Dessa maneira, a Americanas tenta se reinventar, mas os dados mostram que a base de consumidores ativos caiu drasticamente. Portanto, entenda o que está acontecendo com a rede e quais são os próximos passos do plano de transformação.
O encolhimento em números: de 2 mil para 1,4 mil lojas
Em primeiro lugar, é preciso olhar para a escala da queda. No início da crise, a Americanas mantinha 1.880 lojas abertas. Atualmente, esse número caiu para 1.470 estabelecimentos em operação.
Consequentemente, essa redução de 11,6% apenas no último ano reflete a necessidade de otimizar o negócio. Inclusive, unidades em locais nobres estão sendo desativadas ou repassadas para concorrentes.
Raio-X da Crise (Dez/2024 vs Dez/2025):
- Lojas fechadas em 2025: 193 unidades;
- Queda na base de clientes: Perda de quase 7 milhões de pessoas (de 47,3 mi para 40,8 mi);
- Concentração de vendas: 99,98% dos itens ainda são vendidos em lojas físicas.

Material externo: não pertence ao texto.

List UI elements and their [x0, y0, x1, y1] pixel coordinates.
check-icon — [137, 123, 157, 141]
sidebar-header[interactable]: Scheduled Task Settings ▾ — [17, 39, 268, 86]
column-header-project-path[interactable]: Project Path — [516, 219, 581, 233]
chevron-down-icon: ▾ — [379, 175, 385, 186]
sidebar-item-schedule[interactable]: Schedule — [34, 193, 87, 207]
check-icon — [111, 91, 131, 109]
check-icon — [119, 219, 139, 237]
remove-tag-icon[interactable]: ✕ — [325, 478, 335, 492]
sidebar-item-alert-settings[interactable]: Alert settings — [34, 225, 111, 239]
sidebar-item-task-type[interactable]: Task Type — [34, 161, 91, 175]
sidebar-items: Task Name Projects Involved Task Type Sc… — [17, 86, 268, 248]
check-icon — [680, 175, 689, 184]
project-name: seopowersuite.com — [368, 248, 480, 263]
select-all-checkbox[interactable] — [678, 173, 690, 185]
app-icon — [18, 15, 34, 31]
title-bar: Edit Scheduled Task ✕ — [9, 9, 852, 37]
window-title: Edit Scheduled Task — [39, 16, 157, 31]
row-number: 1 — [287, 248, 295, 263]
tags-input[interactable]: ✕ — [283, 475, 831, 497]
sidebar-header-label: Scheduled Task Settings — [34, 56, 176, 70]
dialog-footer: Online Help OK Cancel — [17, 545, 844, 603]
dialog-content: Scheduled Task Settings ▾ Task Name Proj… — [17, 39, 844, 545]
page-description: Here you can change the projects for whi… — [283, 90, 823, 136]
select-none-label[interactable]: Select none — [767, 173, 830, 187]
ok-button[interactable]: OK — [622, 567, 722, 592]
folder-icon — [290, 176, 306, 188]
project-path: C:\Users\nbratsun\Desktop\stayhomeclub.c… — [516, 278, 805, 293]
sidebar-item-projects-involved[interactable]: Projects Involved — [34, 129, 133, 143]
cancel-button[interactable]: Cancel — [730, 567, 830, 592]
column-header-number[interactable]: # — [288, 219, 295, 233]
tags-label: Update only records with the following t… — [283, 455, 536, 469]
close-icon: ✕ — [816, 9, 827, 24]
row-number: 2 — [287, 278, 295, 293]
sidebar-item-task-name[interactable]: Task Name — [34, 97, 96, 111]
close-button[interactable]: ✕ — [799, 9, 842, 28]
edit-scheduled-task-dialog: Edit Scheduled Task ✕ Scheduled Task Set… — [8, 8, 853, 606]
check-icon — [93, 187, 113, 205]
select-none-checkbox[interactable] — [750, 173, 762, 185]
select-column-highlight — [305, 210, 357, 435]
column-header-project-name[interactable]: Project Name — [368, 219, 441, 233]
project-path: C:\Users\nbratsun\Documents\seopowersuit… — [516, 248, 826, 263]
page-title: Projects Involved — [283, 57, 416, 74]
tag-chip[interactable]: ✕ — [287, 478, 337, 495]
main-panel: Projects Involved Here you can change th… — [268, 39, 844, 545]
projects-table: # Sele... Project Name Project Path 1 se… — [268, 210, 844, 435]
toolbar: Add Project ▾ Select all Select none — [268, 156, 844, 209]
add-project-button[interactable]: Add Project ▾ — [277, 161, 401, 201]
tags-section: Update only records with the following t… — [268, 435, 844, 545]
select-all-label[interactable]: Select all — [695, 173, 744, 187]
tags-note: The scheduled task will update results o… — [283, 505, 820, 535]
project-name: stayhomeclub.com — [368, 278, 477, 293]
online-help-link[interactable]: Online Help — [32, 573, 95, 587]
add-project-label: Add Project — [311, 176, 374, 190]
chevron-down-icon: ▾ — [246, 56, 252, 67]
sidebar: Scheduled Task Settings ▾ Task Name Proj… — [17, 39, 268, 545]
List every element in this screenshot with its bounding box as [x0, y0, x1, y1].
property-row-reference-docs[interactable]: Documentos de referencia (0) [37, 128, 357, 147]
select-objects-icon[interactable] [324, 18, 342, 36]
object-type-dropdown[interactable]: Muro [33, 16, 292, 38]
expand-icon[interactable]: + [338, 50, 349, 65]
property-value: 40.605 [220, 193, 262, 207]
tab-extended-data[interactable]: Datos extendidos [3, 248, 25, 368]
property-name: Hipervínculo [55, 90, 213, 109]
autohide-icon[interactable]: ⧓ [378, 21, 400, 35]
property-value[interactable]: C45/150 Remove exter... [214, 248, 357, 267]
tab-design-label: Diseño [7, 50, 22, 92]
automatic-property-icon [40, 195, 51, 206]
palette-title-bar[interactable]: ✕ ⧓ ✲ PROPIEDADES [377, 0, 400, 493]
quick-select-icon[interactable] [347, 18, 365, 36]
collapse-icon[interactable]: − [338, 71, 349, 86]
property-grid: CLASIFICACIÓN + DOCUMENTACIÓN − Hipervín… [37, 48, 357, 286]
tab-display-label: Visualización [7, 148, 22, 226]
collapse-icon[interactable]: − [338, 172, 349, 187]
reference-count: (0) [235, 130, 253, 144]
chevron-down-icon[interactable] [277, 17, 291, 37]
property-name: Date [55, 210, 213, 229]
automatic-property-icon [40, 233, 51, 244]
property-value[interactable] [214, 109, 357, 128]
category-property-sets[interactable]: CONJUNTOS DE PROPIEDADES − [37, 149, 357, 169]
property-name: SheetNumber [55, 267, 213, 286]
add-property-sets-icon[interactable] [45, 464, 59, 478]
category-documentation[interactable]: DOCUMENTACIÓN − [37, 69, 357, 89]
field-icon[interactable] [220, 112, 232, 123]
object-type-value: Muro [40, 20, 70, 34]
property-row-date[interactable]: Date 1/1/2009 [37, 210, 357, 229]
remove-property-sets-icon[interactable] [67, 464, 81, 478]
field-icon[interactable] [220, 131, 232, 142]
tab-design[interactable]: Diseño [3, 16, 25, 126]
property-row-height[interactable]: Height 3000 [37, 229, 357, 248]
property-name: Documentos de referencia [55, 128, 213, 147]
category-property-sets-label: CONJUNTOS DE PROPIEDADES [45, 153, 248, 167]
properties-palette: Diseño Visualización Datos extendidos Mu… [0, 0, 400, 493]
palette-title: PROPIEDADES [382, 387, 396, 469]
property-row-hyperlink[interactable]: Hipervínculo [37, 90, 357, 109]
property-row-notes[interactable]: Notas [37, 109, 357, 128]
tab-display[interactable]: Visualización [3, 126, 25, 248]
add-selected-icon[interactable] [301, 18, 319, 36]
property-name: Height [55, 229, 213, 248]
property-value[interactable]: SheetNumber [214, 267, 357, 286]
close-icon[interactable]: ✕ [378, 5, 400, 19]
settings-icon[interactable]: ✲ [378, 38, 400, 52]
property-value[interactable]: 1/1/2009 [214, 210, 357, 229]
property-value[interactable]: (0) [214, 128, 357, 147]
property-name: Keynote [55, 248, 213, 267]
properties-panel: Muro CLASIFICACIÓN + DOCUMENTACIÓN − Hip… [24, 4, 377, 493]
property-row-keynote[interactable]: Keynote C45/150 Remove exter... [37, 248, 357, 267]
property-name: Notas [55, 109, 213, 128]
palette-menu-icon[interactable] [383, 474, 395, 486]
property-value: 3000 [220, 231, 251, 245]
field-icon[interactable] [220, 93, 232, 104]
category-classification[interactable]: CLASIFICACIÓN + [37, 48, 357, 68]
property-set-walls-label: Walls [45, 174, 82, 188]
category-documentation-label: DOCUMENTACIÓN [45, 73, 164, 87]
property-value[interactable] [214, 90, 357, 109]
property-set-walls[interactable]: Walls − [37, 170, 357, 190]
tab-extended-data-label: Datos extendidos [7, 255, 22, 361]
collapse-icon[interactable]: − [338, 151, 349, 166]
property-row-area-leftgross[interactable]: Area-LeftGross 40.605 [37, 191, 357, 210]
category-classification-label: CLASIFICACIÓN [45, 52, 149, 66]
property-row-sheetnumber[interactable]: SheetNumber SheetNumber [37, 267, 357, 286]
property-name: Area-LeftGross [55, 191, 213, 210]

O desafio do mundo digital
Visto que as vendas online da Americanas despencaram, a empresa tornou-se quase que exclusivamente dependente das suas lojas de rua e shopping. Em dezembro do ano passado, dos mais de 150 milhões de itens vendidos, pouco mais de 26 mil foram comercializados nos canais digitais.
Por outro lado, a companhia afirma em nota que o fechamento de pontos faz parte de um “plano de transformação com foco no consumidor”. Por esse motivo, o redimensionamento é visto pela diretoria como um ajuste necessário para a saúde financeira a longo prazo.
O que esperar para 2026?
Finalmente, vale ressaltar que o fechamento de lojas físicas impacta diretamente a logística e a conveniência para o cliente que utilizava a rede para compras rápidas. Em resumo, a Americanas de 2026 é uma empresa muito menor e mais enxuta do que a gigante que conhecemos há três anos.